Unfortunately, Calderón’s attack on drug cartels has left few resources to combat human trafficking. Mexico has tried to address the issue through legal changes to combat trafficking as recently as 2007, when “federal legislation to prohibit all forms of drug trafficking”7 was passed. Nonetheless, according to the U.S. Department of State’s Trafficking of Persons Report 2010, “some local officials tolerate and are sometimes complicit in trafficking, impeding the implementation of anti-trafficking statutes.”8 This limits the law and at times makes it completely ineffective in combating the issue. Last year, according to the same government report, the federal government in Mexico investigated only 48 cases of human trafficking. Only one trafficking ring was apprehended and the leader still remains at large. Obviously, the laws are not doing nearly enough to stop what is happening by passing laws that, in reality, do very little.

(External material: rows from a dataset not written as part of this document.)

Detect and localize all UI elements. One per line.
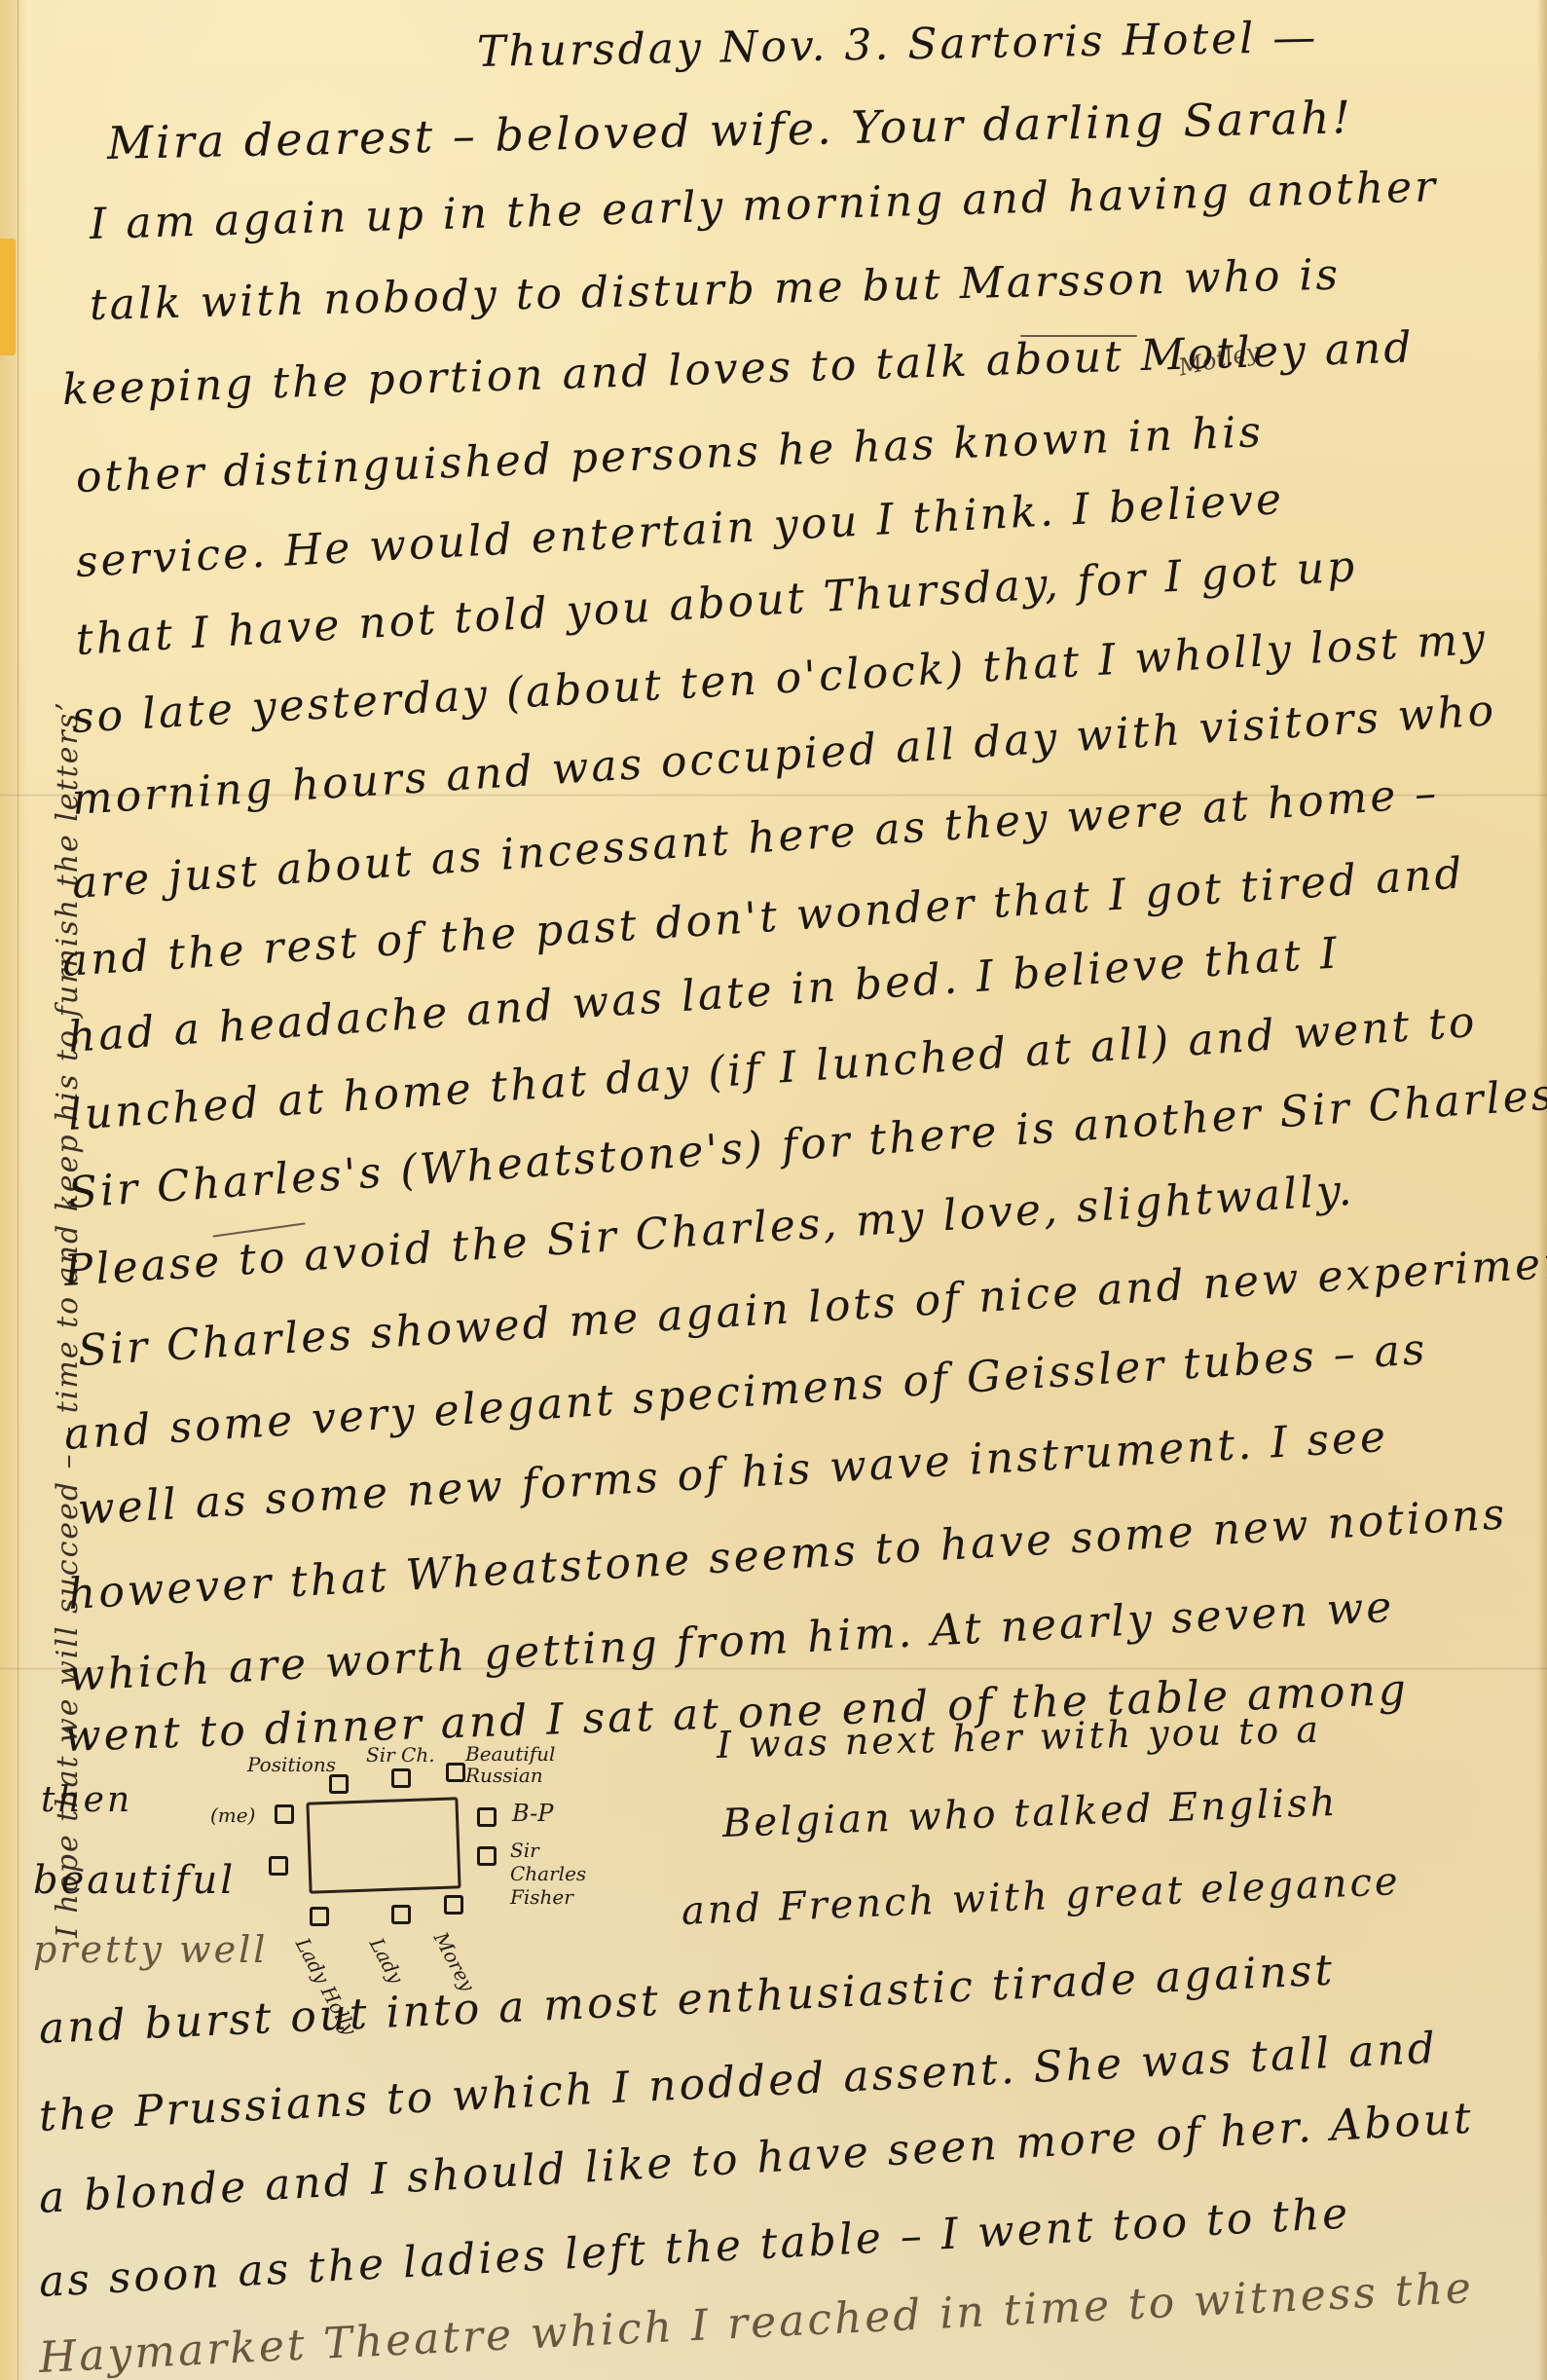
seat-icon bbox=[310, 1907, 329, 1926]
sketch-label-positions: Positions bbox=[247, 1753, 336, 1776]
letter-line: keeping the portion and loves to talk ab… bbox=[61, 322, 1415, 415]
seat-icon bbox=[269, 1856, 288, 1876]
seat-icon bbox=[391, 1768, 411, 1788]
sketch-label-me: (me) bbox=[210, 1804, 255, 1827]
page-right-edge bbox=[1537, 0, 1547, 2380]
yellow-tape-strip bbox=[0, 239, 16, 355]
sketch-side-word: pretty well bbox=[33, 1928, 268, 1971]
letter-line: I am again up in the early morning and h… bbox=[89, 162, 1438, 249]
seat-icon bbox=[477, 1807, 497, 1827]
letter-line: and French with great elegance bbox=[681, 1859, 1401, 1934]
letter-line: talk with nobody to disturb me but Marss… bbox=[89, 250, 1341, 330]
sketch-side-word: beautiful bbox=[33, 1858, 236, 1903]
letter-heading: Thursday Nov. 3. Sartoris Hotel — bbox=[477, 13, 1319, 77]
dinner-table-drawing bbox=[306, 1797, 460, 1893]
seat-icon bbox=[329, 1774, 349, 1794]
seat-icon bbox=[477, 1846, 497, 1866]
sketch-label-bp: B-P bbox=[512, 1800, 553, 1827]
page-binding bbox=[0, 0, 27, 2380]
seat-icon bbox=[275, 1804, 294, 1824]
sketch-label-bottom: Lady bbox=[365, 1934, 408, 1988]
seat-icon bbox=[391, 1905, 411, 1924]
sketch-label-sir-charles-fisher: Sir Charles Fisher bbox=[510, 1839, 617, 1909]
letter-salutation: Mira dearest – beloved wife. Your darlin… bbox=[106, 91, 1353, 169]
sketch-label-sir-ch: Sir Ch. bbox=[366, 1743, 435, 1766]
sketch-label-beautiful-russian: Beautiful Russian bbox=[465, 1743, 611, 1786]
letter-page: I hope that we will succeed – – time to … bbox=[0, 0, 1547, 2380]
letter-line: Belgian who talked English bbox=[721, 1780, 1339, 1846]
sketch-side-word: then bbox=[41, 1780, 132, 1820]
seat-icon bbox=[444, 1895, 463, 1915]
seat-icon bbox=[446, 1763, 465, 1782]
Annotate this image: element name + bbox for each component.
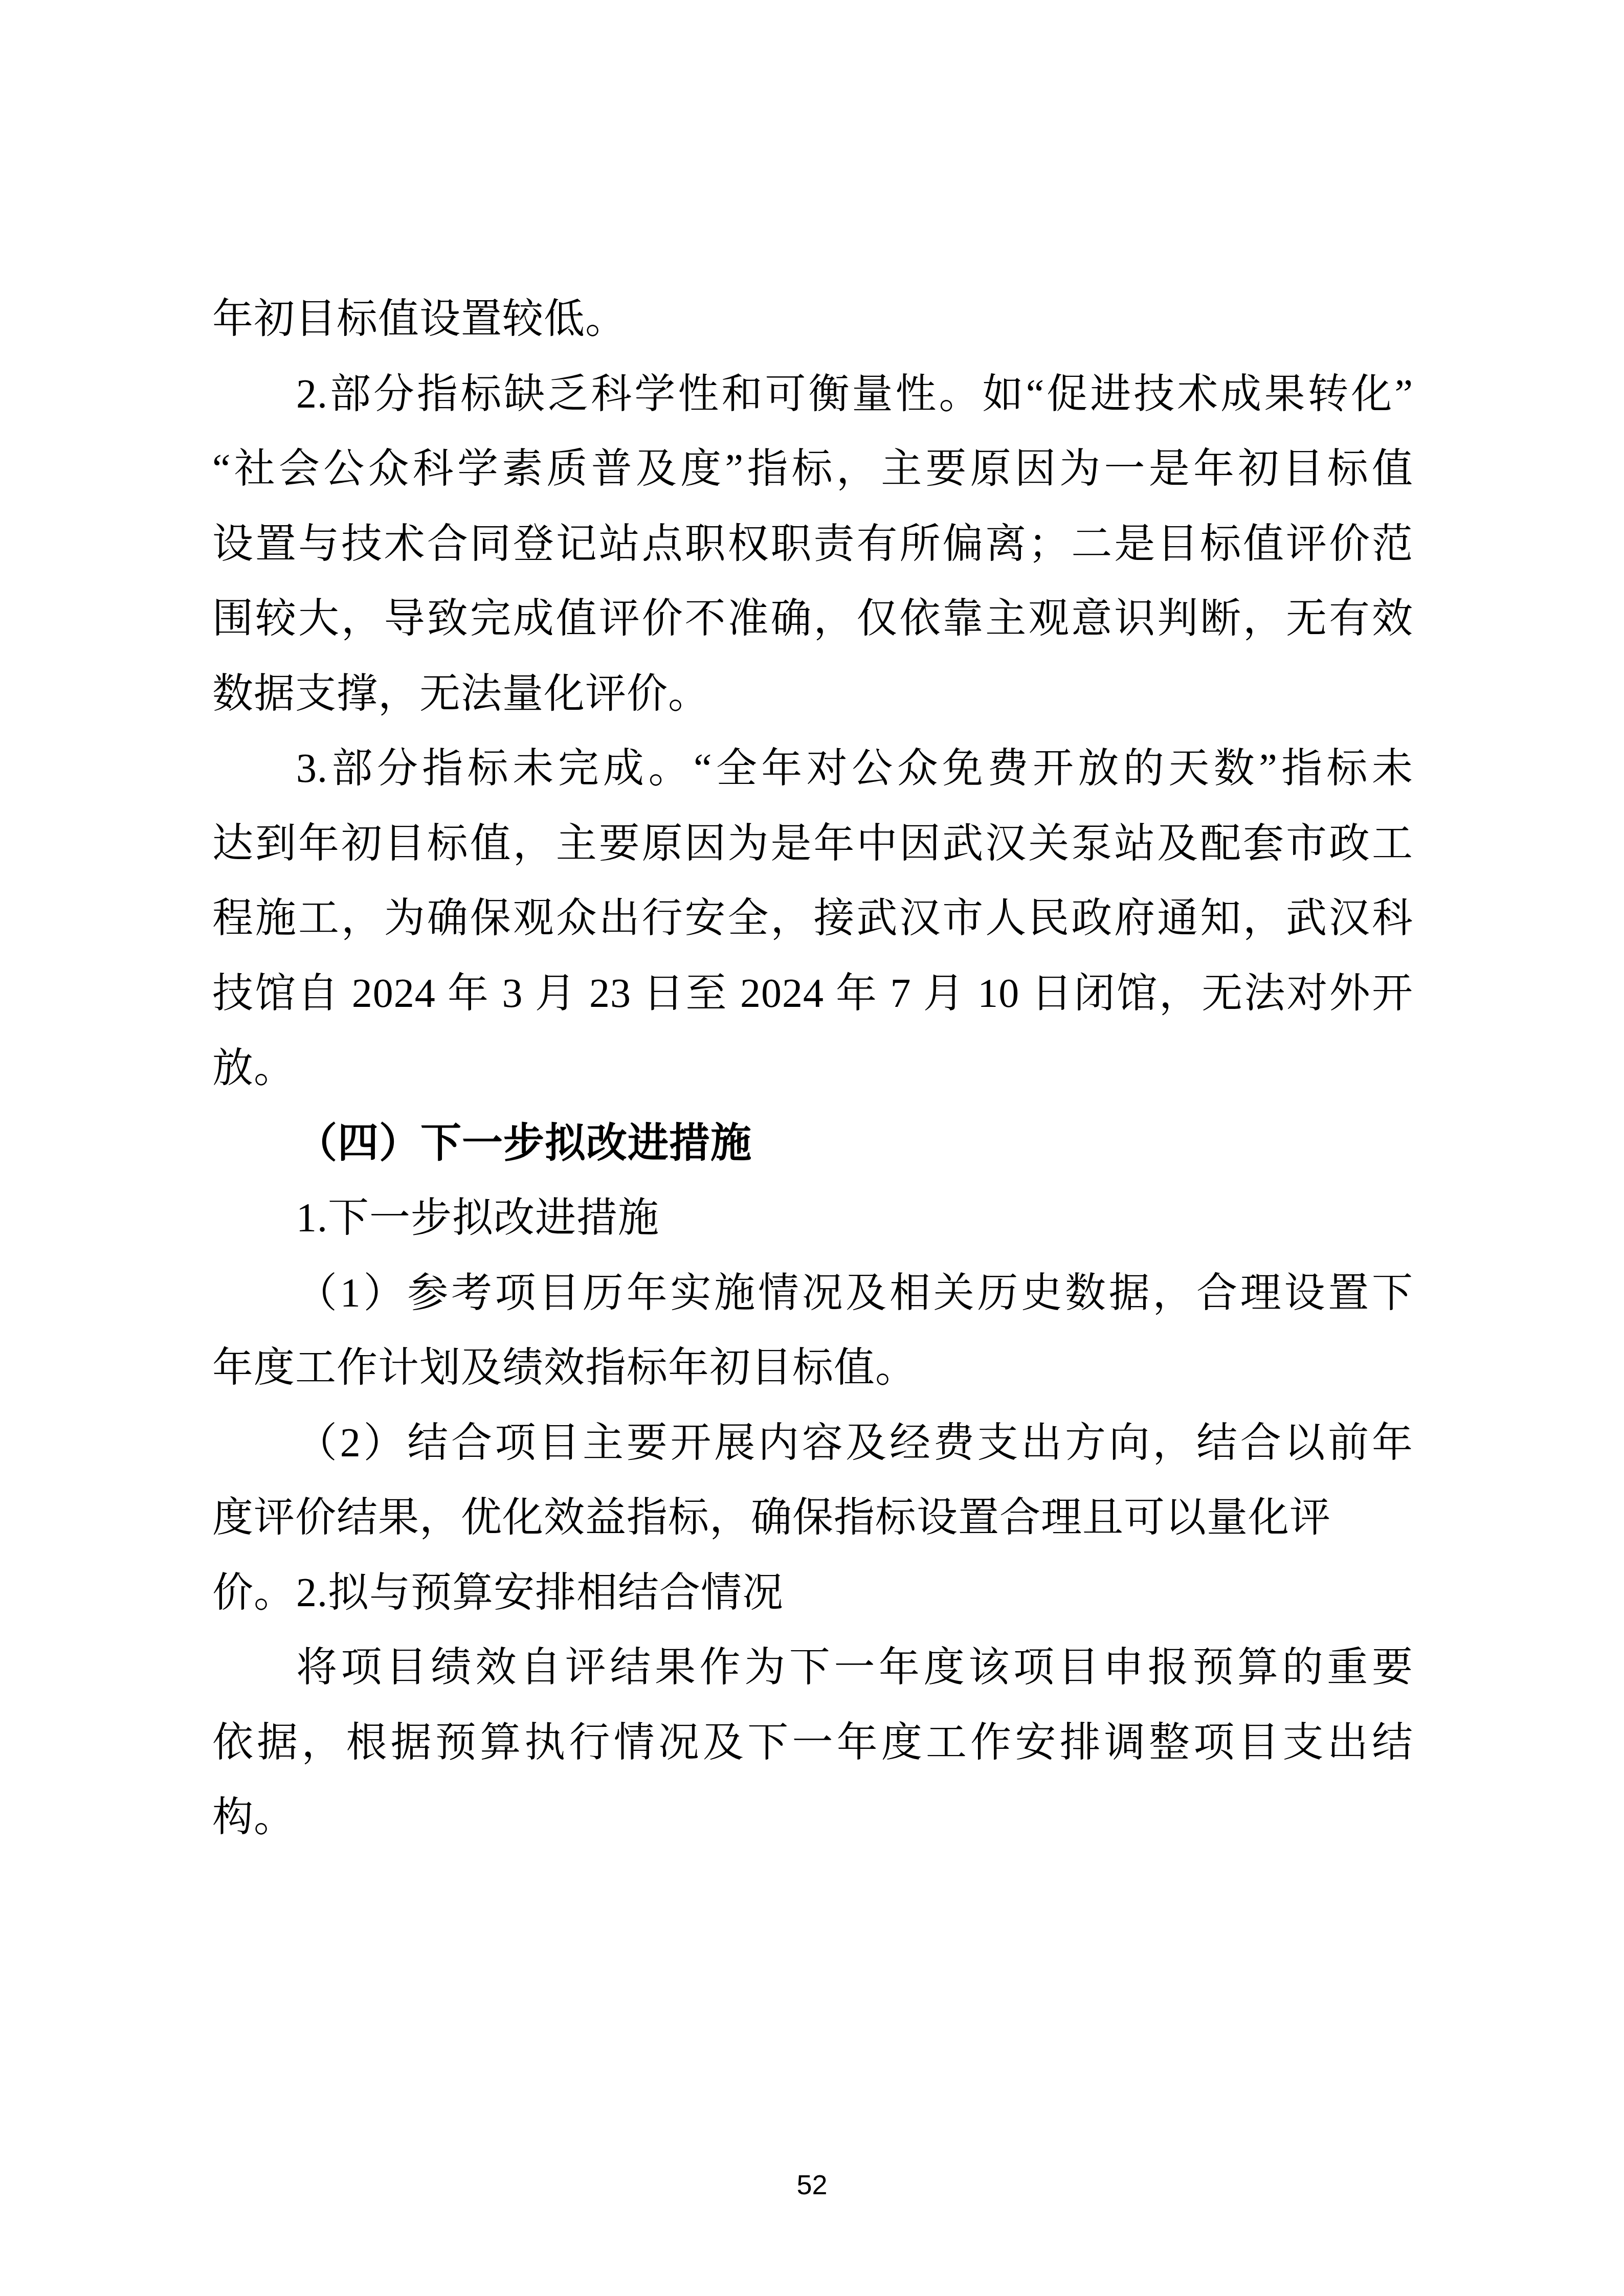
text-line: “社会公众科学素质普及度”指标，主要原因为一是年初目标值 — [212, 432, 1413, 507]
text-line: 技馆自 2024 年 3 月 23 日至 2024 年 7 月 10 日闭馆，无… — [212, 956, 1413, 1031]
subsection-heading: 2.拟与预算安排相结合情况 — [212, 1556, 1413, 1631]
page-footer: 52 — [0, 2169, 1624, 2201]
text-line: 围较大，导致完成值评价不准确，仅依靠主观意识判断，无有效 — [212, 581, 1413, 657]
text-line: 依据，根据预算执行情况及下一年度工作安排调整项目支出结 — [212, 1705, 1413, 1781]
document-body: 年初目标值设置较低。 2.部分指标缺乏科学性和可衡量性。如“促进技术成果转化” … — [212, 282, 1413, 1855]
page-number: 52 — [796, 2170, 827, 2200]
text-line: 构。 — [212, 1780, 1413, 1855]
text-line: （1）参考项目历年实施情况及相关历史数据，合理设置下 — [212, 1256, 1413, 1331]
section-heading-4: （四）下一步拟改进措施 — [212, 1106, 1413, 1181]
text-line: 度评价结果，优化效益指标，确保指标设置合理且可以量化评价。 — [212, 1480, 1413, 1556]
text-line: 放。 — [212, 1031, 1413, 1106]
text-line: 程施工，为确保观众出行安全，接武汉市人民政府通知，武汉科 — [212, 881, 1413, 956]
text-line: 年度工作计划及绩效指标年初目标值。 — [212, 1331, 1413, 1406]
text-line: （2）结合项目主要开展内容及经费支出方向，结合以前年 — [212, 1406, 1413, 1481]
text-line: 3.部分指标未完成。“全年对公众免费开放的天数”指标未 — [212, 731, 1413, 806]
document-page: 年初目标值设置较低。 2.部分指标缺乏科学性和可衡量性。如“促进技术成果转化” … — [0, 0, 1624, 2296]
text-line: 年初目标值设置较低。 — [212, 282, 1413, 357]
text-line: 将项目绩效自评结果作为下一年度该项目申报预算的重要 — [212, 1630, 1413, 1705]
text-line: 达到年初目标值，主要原因为是年中因武汉关泵站及配套市政工 — [212, 806, 1413, 882]
subsection-heading: 1.下一步拟改进措施 — [212, 1181, 1413, 1256]
text-line: 数据支撑，无法量化评价。 — [212, 657, 1413, 732]
text-line: 设置与技术合同登记站点职权职责有所偏离；二是目标值评价范 — [212, 507, 1413, 582]
text-line: 2.部分指标缺乏科学性和可衡量性。如“促进技术成果转化” — [212, 357, 1413, 432]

The problem with human and sex trafficking is that it has become a side business for many cartels to supplement their lost income in the “war on drugs.” Kloer again explains it best: “When a drug cartel traffics a pound of cocaine into the U.S., they can only sell it once. When they traffic a young woman into the U.S., they can sell her again and again.”9 Calderón has unwittingly allowed the cartels to become involved in other illicit business, such as human trafficking, and his administration has done little to address this issue. As human trafficking becomes a growing problem shared by Mexico and the U.S., it becomes the responsibility of both governments to properly address the issue. Due to both countries’ stance on immigration policy, the current violence taking over the country, and the insubordination of women’s status in Mexico, female trafficking has become the loophole in cartel’s moneymaking abilities and is an issue that can be stopped if given the right attention and awareness. Calderón, as well as other leaders in Latin America, must start attacking the cartels’ human trafficking activities to help combat the growth of this industry. The United States also has a responsibility to help those that become labeled as “victims” of human trafficking. In situations like this, the United States needs to assert their role as a guiding light in the Western hemisphere and aid victims who are not being helped by their own government.